City officials meet with members of marginalized groups to discuss concerns, areas for improvement |

City officials meet with members of marginalized groups to discuss concerns, areas for improvement

People enjoy the LGTBQ Pride celebration June 26. l Bryce Martin/Steamboat Pilot & Today archive

Being an Asian woman in Routt County felt like an extremely isolating experience for Cho Tin Tun Kirkpatrick for her first several years of living here.

Now, after 20 years of residing in South Routt County, Tin Tun Kirkpatrick walks down the street and sees more and more people who look like her — something she said makes her feel like she fits in and belongs to the community.

“I used to be the only one,” Tin Tun Kirkpatrick said. “Now, it’s a little bit more representative, and I certainly hope we can do more.”

Tin Tun Kirkpatrick was one of about 20 community members representing various marginalized groups who attended a roundtable with the city of Steamboat Springs’ Diversity, Equity and Inclusion Committee, which is comprised of city council members Sonja Macys and Lisel Petis, City Manager Gary Suiter and Human Resources and Risk Manager Wendy Ecklund.
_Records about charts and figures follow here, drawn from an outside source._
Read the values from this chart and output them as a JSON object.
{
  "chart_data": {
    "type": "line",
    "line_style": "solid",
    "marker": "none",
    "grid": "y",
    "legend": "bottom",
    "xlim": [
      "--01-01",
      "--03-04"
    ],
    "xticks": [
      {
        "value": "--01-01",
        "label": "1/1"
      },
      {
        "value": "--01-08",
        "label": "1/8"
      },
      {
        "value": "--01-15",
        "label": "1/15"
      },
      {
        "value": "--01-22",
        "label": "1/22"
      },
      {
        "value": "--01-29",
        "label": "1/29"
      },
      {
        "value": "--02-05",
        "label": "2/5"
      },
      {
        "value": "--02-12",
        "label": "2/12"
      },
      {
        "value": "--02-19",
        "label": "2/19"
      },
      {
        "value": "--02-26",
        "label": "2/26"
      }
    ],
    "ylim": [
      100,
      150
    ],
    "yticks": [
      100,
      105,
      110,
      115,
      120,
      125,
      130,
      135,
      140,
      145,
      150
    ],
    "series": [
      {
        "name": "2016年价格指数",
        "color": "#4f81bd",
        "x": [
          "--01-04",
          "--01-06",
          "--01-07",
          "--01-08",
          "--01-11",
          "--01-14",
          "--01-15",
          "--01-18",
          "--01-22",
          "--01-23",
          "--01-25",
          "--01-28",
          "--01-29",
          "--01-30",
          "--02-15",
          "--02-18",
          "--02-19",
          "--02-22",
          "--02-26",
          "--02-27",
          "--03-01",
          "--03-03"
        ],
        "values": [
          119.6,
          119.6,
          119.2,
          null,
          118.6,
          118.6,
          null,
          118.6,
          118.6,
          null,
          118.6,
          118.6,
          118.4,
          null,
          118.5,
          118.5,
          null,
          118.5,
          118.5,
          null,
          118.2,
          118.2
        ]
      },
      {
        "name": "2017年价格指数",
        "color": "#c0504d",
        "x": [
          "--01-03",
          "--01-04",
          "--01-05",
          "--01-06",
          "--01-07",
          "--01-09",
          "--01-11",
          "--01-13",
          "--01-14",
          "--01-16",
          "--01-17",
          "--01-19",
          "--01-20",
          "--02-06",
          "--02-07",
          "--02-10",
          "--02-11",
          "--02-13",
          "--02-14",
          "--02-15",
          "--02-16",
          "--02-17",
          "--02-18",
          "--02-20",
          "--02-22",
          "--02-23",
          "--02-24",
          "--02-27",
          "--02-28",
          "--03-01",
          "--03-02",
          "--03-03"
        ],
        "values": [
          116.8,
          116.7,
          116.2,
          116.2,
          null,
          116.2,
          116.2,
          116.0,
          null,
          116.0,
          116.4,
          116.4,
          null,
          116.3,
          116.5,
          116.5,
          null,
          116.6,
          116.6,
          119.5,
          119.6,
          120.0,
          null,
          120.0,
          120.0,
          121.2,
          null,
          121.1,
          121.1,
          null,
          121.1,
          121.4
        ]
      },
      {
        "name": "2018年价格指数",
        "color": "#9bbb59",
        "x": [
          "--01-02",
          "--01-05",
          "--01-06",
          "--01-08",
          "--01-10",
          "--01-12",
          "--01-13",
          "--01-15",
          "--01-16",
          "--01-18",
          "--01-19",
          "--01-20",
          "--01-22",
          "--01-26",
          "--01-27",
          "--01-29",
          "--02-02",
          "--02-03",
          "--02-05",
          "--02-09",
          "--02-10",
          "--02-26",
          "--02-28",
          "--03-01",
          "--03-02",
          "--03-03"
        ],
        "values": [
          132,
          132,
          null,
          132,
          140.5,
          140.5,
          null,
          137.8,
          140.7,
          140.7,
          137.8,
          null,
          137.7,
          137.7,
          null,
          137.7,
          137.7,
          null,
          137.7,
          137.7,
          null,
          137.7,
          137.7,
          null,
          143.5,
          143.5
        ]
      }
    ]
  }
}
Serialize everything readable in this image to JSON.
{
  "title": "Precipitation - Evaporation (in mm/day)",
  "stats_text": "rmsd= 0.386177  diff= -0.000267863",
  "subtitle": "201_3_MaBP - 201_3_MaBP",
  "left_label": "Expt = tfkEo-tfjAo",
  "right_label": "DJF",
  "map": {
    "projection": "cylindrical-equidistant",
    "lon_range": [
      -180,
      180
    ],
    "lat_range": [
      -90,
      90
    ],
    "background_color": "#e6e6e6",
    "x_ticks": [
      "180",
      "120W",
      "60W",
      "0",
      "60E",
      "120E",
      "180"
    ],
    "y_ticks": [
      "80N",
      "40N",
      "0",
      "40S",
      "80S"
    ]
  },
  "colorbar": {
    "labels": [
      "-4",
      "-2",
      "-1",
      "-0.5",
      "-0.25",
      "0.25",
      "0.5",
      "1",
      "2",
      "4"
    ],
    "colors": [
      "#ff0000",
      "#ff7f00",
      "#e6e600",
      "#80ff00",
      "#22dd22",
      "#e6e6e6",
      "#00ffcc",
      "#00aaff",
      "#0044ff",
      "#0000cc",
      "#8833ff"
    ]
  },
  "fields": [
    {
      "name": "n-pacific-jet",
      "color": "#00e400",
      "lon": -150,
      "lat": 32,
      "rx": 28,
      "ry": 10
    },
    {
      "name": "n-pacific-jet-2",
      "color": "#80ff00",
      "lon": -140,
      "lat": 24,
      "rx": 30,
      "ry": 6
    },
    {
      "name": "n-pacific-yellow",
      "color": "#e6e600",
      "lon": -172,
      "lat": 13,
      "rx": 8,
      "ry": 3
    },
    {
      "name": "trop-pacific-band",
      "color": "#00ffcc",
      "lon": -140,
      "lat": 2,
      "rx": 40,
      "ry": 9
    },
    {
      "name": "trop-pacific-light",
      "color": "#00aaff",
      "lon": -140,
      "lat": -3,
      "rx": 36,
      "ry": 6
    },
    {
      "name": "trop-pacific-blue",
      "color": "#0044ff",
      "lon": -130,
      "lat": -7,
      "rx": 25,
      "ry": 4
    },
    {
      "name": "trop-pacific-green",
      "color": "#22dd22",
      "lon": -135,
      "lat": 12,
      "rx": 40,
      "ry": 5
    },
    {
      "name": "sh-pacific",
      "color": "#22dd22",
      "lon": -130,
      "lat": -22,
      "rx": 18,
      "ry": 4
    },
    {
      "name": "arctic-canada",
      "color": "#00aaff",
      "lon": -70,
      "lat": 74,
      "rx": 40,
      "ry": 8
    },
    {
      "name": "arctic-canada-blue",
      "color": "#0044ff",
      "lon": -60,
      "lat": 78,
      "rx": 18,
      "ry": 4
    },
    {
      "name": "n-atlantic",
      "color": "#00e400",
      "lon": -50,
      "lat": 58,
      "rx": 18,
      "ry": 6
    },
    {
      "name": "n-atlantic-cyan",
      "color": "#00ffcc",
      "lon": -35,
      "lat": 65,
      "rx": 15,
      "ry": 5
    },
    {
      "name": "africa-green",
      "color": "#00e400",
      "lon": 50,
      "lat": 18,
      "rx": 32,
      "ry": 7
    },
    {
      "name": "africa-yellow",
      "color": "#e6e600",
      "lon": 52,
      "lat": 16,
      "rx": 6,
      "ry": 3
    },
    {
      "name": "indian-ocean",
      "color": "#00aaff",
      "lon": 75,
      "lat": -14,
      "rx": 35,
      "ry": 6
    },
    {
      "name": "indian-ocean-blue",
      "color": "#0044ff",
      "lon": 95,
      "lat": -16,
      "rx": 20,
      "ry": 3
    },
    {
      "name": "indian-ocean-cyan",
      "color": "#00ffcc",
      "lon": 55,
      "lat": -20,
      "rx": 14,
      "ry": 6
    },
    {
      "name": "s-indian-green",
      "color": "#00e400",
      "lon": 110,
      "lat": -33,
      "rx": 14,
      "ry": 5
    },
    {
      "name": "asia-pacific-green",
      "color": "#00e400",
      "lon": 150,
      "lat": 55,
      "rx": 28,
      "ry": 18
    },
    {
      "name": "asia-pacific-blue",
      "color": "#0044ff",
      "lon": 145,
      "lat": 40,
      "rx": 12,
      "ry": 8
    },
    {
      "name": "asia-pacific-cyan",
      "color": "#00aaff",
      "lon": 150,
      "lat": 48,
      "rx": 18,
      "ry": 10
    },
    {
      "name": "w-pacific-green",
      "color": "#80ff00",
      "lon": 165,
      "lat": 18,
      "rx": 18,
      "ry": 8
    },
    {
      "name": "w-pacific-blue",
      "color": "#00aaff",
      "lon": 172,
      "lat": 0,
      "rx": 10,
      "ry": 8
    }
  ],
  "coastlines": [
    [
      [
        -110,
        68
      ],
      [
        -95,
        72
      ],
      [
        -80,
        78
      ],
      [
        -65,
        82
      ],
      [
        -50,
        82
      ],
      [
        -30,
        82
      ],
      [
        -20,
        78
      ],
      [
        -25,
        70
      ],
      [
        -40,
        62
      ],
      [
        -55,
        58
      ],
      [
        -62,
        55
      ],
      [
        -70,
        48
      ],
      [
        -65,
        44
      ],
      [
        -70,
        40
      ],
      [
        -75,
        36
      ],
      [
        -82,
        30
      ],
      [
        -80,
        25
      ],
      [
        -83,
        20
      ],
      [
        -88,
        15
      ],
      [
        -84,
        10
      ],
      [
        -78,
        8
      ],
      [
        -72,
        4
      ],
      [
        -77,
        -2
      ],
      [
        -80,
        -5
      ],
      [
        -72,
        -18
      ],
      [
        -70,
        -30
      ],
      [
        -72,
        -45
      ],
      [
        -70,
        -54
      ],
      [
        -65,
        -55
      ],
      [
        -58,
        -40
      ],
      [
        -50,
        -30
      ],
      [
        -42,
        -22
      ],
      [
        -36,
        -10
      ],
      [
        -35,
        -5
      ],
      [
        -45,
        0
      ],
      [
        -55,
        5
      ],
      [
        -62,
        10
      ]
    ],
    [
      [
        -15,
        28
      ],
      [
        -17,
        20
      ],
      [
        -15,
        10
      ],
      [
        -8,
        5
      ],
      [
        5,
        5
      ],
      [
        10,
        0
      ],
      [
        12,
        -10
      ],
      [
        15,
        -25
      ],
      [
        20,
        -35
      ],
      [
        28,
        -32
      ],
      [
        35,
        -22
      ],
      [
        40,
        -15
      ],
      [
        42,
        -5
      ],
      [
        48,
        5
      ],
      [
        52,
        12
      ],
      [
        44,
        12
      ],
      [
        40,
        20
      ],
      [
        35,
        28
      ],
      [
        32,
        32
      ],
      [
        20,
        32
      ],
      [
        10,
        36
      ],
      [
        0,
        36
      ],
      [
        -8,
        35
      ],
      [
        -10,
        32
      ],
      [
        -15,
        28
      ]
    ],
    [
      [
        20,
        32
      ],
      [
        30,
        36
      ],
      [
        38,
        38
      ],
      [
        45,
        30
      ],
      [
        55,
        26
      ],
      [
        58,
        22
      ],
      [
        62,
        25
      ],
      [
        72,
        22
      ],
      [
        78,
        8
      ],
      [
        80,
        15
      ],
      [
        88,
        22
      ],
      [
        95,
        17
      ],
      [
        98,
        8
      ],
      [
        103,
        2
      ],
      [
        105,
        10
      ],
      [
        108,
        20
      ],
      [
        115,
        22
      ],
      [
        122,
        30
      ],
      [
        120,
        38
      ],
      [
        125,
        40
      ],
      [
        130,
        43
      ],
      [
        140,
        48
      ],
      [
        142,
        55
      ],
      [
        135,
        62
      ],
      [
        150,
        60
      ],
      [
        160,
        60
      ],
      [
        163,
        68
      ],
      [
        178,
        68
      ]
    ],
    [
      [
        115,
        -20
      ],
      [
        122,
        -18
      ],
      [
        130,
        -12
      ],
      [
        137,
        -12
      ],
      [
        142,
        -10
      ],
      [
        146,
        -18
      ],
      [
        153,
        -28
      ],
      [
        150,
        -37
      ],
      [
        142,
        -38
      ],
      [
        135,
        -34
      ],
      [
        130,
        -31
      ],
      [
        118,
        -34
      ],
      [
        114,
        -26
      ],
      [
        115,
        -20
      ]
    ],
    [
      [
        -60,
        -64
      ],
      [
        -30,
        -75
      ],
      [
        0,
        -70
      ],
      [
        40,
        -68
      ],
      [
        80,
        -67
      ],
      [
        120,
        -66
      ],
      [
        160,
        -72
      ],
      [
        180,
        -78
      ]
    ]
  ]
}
The group met to discuss issues facing the various communities, which included representatives from Integrated Community, Steamboat Springs High School, Horizons Northwest Colorado, Yampa Valley Pride and The Health Partnership.

Committee representatives shared different ideas for what specific goals they believed the group should work toward, but they agree on one underlying purpose: to lift up marginalized groups and ensure Steamboat is a safe place for all people to live and work.

“You want to see people that represent you on boards, when you go to the store, when you go to the bank, when you go to the doctor’s office,” said Andres Cladera, Opera Steamboat’s general and artistic director who is also a member of Steamboat’s gay community. “We want to send a message to diverse communities that people are welcome here.”

In an effort to send a message of welcome and inclusion, Cladera suggested a joint marketing campaign launched by the DEI Committee, the city, the Steamboat Springs Chamber and Main Street Steamboat and featuring members of underrepresented communities sharing information about themselves and signaling that other members of their communities are also welcome in town.

“If I see my face and my community represented in that campaign, I must be welcome,” Cladera said. “The message says, ‘I’m a part of your community, and you’re a part of mine.’”

Cladera said Steamboat is a predominately white community, and leadership positions are mostly held by white community members.

“For me, it’s extremely important that when I interact with the Hispanic community, they understand the connection,“ said Manuel Fajardo, a Steamboat Springs Police Department officer. ”It’s such an educational opportunity.“

Renzo Walton, Integrated Community immigration services specialist who said he was representing both the Latinx and LGBTQ communities, emphasized the need for events that provide a safe space for marginalized groups to gather. He said these events also need to be accessible to those who may not have cars or live in more rural parts of Routt County.

“For a lot of people, if the bus route does not go to where they live, they can’t get themselves around town, so maybe going to them might be a better option,” Walton said.

Irene Avitia, early childhood education specialist with Integrated Community, said language barriers also can be a deterrent for non-English speakers to attend events or seek out leadership positions.

“Meeting people where they are just makes them more welcome to the environment,” Avitia said. “If you want to really target a specific population, they have to trust that person that they’re talking to.”

Chelsie Holmes, chair of the Yampa Valley Pride committee, echoed Walton and Avitia’s ideas and said the LGBTQ community specifically needs events where community members feel they will be accepted and treated fairly.

“With the LGBTQ community, I think there’s a fear of a lack of acceptance,” Holmes said. “If we put people in spaces where they know they’ll find acceptance and find people who are like them, that, in itself, is a motivator.”

Petis and Macys, who will both be leaving City Council in November, said they hope to work with council and Routt County commissioners to make both groups of elected officials more accessible and approachable.

“We have to make sure we’re electing people who represent these values, or we’re never going to get anywhere,” Macys said.